Six lives were lost when the Swanland suffered structural failure an sank in rough seas.
The interim report descries the event: “Swanland was in the Irish Sea making good a course of 206° at a speed of around 5 knots over the ground (Figure 4). The vessel was heading into a south-westerly gale force wind with gusts of about 50 knots. The predicted tidal stream was south-south-west at a rate of 2.2 knots, and the sea was rough or very rough, with a significant wave height of approximately 4m. Swanland was pitching into the oncoming seas, but she was not slamming. She was also occasionally rolling up to an angle of approximately 6° and yawing between 10° and 15° of her intended heading.
Shortly before 0200, Swanland’s bow struck a large wave, after which her bow dipped as the wave moved along the length of the vessel. The bow then struck a second large wave. As the bow rose again, the officer of the watch (OOW) saw the starboard side bulwark amidships fold outboard. The forward most section of the aft hatch covers had also lifted and the bow appeared higher than usual. The OOW sounded the vessel’s general alarm in order to alert the rest of the crew, who were in their cabins.

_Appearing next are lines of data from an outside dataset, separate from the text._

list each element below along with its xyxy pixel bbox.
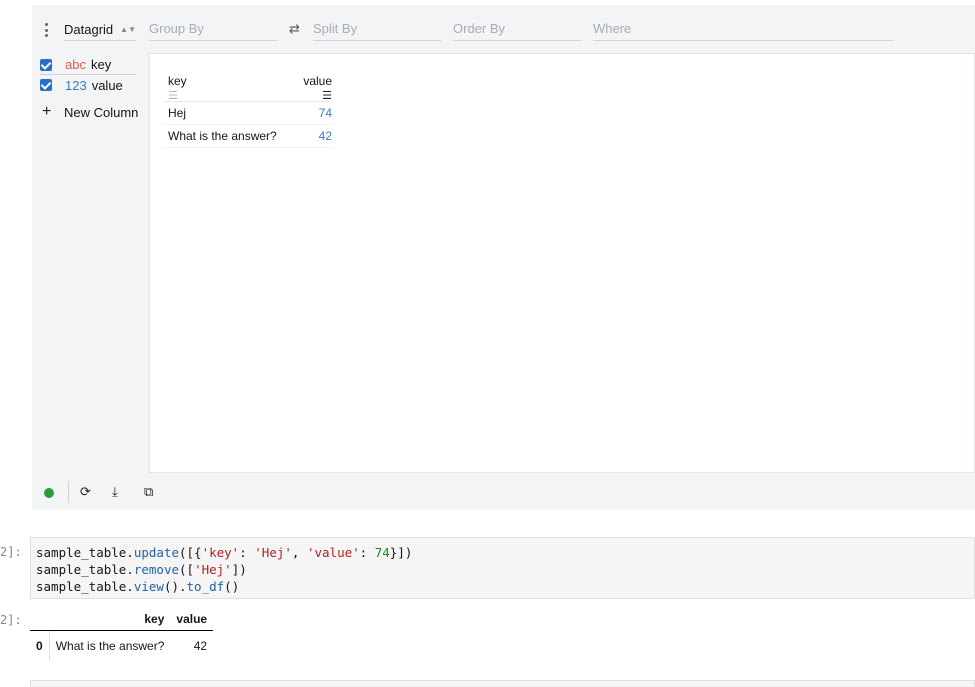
settings-menu-icon[interactable] bbox=[42, 23, 50, 37]
dataframe-index-header bbox=[30, 608, 50, 631]
cell-input-prompt: 2]: bbox=[0, 545, 22, 559]
column-name: key bbox=[90, 57, 112, 72]
dataframe-header-row: key value bbox=[30, 608, 214, 631]
grid-header-row: key value bbox=[164, 68, 332, 88]
column-menu-icon[interactable]: ☰ bbox=[322, 90, 332, 102]
dataframe-cell-value: 42 bbox=[193, 639, 208, 653]
dataframe-cell-key: What is the answer? bbox=[55, 639, 165, 653]
grid-column-menu-row: ☰ ☰ bbox=[164, 88, 332, 102]
column-item-value[interactable]: 123 value bbox=[40, 75, 140, 95]
grid-header-key[interactable]: key bbox=[164, 74, 288, 88]
grid-cell-key: What is the answer? bbox=[168, 129, 277, 143]
column-list: abc key 123 value bbox=[40, 55, 140, 95]
divider bbox=[68, 481, 69, 503]
dataframe-header-key: key bbox=[49, 608, 171, 631]
dataframe-output: key value 0 What is the answer? 42 bbox=[30, 608, 214, 661]
datagrid: key value ☰ ☰ Hej 74 What is the answer?… bbox=[164, 68, 332, 148]
perspective-viewer: Datagrid ▲▼ Group By ⇄ Split By Order By… bbox=[32, 5, 975, 509]
split-by-field[interactable]: Split By bbox=[313, 19, 441, 41]
grid-cell-value: 42 bbox=[318, 129, 332, 143]
column-name: value bbox=[91, 77, 123, 93]
copy-icon[interactable]: ⧉ bbox=[144, 484, 153, 500]
status-indicator-icon bbox=[44, 488, 54, 498]
new-column-button[interactable]: + New Column bbox=[42, 103, 138, 121]
grid-cell-value: 74 bbox=[318, 106, 332, 120]
plugin-select[interactable]: Datagrid ▲▼ bbox=[64, 19, 136, 41]
grid-header-value[interactable]: value bbox=[288, 74, 332, 88]
plus-icon: + bbox=[42, 103, 52, 120]
table-row: Hej 74 bbox=[164, 102, 332, 125]
select-caret-icon: ▲▼ bbox=[120, 25, 136, 34]
table-row: 0 What is the answer? 42 bbox=[30, 630, 213, 661]
column-menu-icon[interactable]: ☰ bbox=[168, 90, 178, 102]
viewer-status-bar: ⟳ ⤓ ⧉ bbox=[32, 477, 172, 509]
refresh-icon[interactable]: ⟳ bbox=[80, 484, 91, 500]
column-type-label: 123 bbox=[65, 77, 87, 93]
dataframe-index: 0 bbox=[30, 630, 50, 661]
column-item-key[interactable]: abc key bbox=[40, 55, 136, 75]
order-by-field[interactable]: Order By bbox=[453, 19, 581, 41]
new-column-label: New Column bbox=[64, 104, 139, 120]
plugin-select-value: Datagrid bbox=[64, 22, 114, 37]
code-cell[interactable]: sample_table.update([{'key': 'Hej', 'val… bbox=[30, 537, 975, 599]
viewer-toolbar: Datagrid ▲▼ Group By ⇄ Split By Order By… bbox=[32, 5, 975, 53]
table-row: What is the answer? 42 bbox=[164, 125, 332, 148]
swap-icon[interactable]: ⇄ bbox=[289, 21, 300, 37]
next-code-cell[interactable] bbox=[30, 680, 975, 687]
column-type-label: abc bbox=[65, 57, 86, 72]
where-field[interactable]: Where bbox=[593, 19, 893, 41]
group-by-field[interactable]: Group By bbox=[149, 19, 277, 41]
checkbox-icon[interactable] bbox=[40, 79, 52, 91]
download-icon[interactable]: ⤓ bbox=[112, 484, 118, 500]
checkbox-icon[interactable] bbox=[40, 58, 52, 71]
cell-output-prompt: 2]: bbox=[0, 613, 22, 627]
dataframe-header-value: value bbox=[170, 608, 214, 631]
grid-cell-key: Hej bbox=[168, 106, 187, 120]
datagrid-panel: key value ☰ ☰ Hej 74 What is the answer?… bbox=[149, 53, 975, 473]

Says MAIB:” The collection of a large amount of evidence is complete. However, the results of complex technical analyses of Swanland’s condition and longitudinal strength have yet to be finalised. Based on the evidence obtained and findings of these analyses, the MAIB’s investigation aims to determine the causes of Swanland’s catastrophic structural failure, and why only two of the vessel’s eight crew survived. It is anticipated that this work will be completed by the end of 2012.Thereafter, the Chief Inspector of Marine Accidents intends to identify appropriate safety issues and develop recommendations designed to prevent similar accidents occurring in the future.
It is envisaged that the final investigation report will be published in April 2013, following consultation with interested parties.
The investigation into the collision between the containerships ACX Hibiscus and Hyundai Discovery is being carried out with Panama Maritime Authority.
Visibility at the time was restricted by localised heavy rain. Both vessels’ officers of the watch took action to avoid the collision
only after they saw the other vessel emerge from the rain shower at very close range. This was too late to be effective. Both vessels were severely damaged; nobody was injured and no pollution was reported.
Says the interim report: “The United Kingdom registered Hyundai Discovery was inbound to Singapore and the Panamanian registered ACX Hibiscus was outbound from Singapore. The bridge watches on both vessels were being kept by chief officers.
ACX Hibiscus’s chief officer, unaware of Hyundai Discovery’s course and position, turned his vessel to the north to follow its planned route. He did not conduct an adequate check that it was safe to turn before he began to alter course. Despite being alerted to Hyundai Discovery’s position by his own third officer and several radio warnings from Hyundai Discovery’s chief officer,
ACX Hibiscus’s chief officer continued to turn his vessel into Hyundai Discovery’s path.
The draft of the investigation’s final report is currently with stakeholders for a period of consultation prior to publication. It is envisaged that the final investigation report will be published in February 2013.